Likes, followers et selfies sont-ils le reflet d’un narcissisme exacerbé et d’un « moi » en souffrance ? Hier, seuls les stars et les puissants avaient la possibilité de promouvoir leur image. Mais aujourd’hui, grâce où à cause des concepteurs des réseaux sociaux qui ont planifiés notre addiction ou dépendance chacun(e) d’entre nous a maintenant la sensation que son avis ou son look a de l’importance. Cela est agréable pour l’ego, mais cette addiction entraîne souvent une usure à petit feu.

Bienvenue dans l’ère des hypernarcissiques.

Notre cerveau peut-il s’adapter à cette hyper connexion ou va-t-il saturer dans cet espace numérique amplifiant notre rapport à l’information et à l’autre. Faut-il en conclure que le smartphone est devenu un « doudou sans fil ».

Autopromotion

Avec les réseaux sociaux, beaucoup se sont en fait lancés dans une autopromotion professionnelle ou personnelle acharnée. Les Likes sont devenus des baumes au cœur ou des shoots de dopamine qui rendent de plus en plus dépendants.

En fonction de leurs cibles, ou par obligation, beaucoup sont devenus des “posteur(ses)” compulsifs, et se sont mis à étaler leurs vies professionnelles ou personnelles. Ils sont devenus totalement dépendant(e)s du regard des autres.

En fait, ils/elles sont entrés dans l’hyperconnexion pour nourrir en permanence ces fantasmes du surmoi ou moi idéal et pour obtenir ces sucres pour l’egoque sont les likes et les partages. L’augmentation du nombre de followers deviendra elle aussi une addiction.

Rappelons néanmoins, que la plupart gens ne souffrent pas de trop s’aimer, mais plutôt de ne pas être assez bienveillant(e)s avec eux-mêmes.

Cette hyperprésence sur les réseaux devenue un outil de valorisation personnelle, ne fait que révéler au grand jour, le besoin de faire face au complexe de l’imposteur, de plus en plus présent chez la génération « moi d’abord ».

Exhibitions permanentes et voyeurisme

Bien sûr, ces exhibitions permanentes ne reflètent pas la réalité du quotidien professionnel ou personnel. Elles alimentent en fait les penchants de voyeurisme de tous. Cette recherche permanente de l’estime de soi a fait entrer beaucoup d’hyper connectés dans un monde de la télé-réalité.

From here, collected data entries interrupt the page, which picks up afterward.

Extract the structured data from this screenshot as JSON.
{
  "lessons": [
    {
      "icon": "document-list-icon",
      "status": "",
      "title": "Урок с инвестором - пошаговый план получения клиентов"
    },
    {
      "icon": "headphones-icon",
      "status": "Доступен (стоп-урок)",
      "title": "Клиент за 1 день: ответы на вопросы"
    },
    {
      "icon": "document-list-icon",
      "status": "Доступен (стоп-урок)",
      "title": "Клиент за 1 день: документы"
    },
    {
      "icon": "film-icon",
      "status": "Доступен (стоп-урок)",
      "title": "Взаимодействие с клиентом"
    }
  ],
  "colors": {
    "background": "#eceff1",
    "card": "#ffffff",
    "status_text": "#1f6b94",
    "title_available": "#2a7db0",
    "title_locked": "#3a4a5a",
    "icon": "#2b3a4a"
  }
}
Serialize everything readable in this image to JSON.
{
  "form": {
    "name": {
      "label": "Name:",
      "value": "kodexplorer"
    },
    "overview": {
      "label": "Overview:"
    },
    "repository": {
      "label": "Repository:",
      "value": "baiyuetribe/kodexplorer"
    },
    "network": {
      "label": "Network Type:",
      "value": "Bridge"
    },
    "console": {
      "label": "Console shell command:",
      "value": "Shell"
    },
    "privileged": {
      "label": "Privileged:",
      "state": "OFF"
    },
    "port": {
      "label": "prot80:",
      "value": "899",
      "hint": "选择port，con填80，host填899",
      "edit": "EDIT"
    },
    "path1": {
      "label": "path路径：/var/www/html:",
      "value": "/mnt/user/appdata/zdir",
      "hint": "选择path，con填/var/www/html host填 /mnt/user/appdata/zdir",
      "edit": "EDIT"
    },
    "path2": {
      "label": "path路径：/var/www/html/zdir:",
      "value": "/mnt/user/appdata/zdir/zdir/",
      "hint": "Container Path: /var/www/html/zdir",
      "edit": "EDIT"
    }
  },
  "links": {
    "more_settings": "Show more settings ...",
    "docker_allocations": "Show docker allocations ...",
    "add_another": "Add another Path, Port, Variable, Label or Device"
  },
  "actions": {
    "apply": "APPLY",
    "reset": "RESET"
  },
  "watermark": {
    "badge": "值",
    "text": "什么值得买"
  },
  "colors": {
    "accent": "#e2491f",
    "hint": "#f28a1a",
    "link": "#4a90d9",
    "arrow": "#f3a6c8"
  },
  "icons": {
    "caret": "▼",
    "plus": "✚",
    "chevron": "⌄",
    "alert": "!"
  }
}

Et, ce qui devait créer du lien avec les collègues, clients ou amis, n’a fait que créer de la compétition. Tout un chacun, peut passer à cause d’un mauvais post ou d’une mauvaise photo, du In au Out du jour au lendemain.

Publication d’égoportraits

Tout homme est par nature narcissique, mais l’obsession de son image peut devenir un problème pathologique. Au royaume des réseaux sociaux , tous devraient se souvenir que tout le monde ne peut pas devenir roi/reine par la publication permanente d’égoportraits professionnels ou personnels.

Chacun doit donc être prêt à accepter les critiques ou encore l’indifférence,car les réseaux sociaux tels que Twitter, Instagram, Facebook, Instagram, ou Snapchat ne font pas de cadeaux. Une telle vous bloquera, car elle considérera que vous utilisez trop votre physique dans la promotion des produits de votre entreprise. Un autre vous bloquera, car il ne supportera pas votre point de vue, car, trop intelligent par rapport à son post.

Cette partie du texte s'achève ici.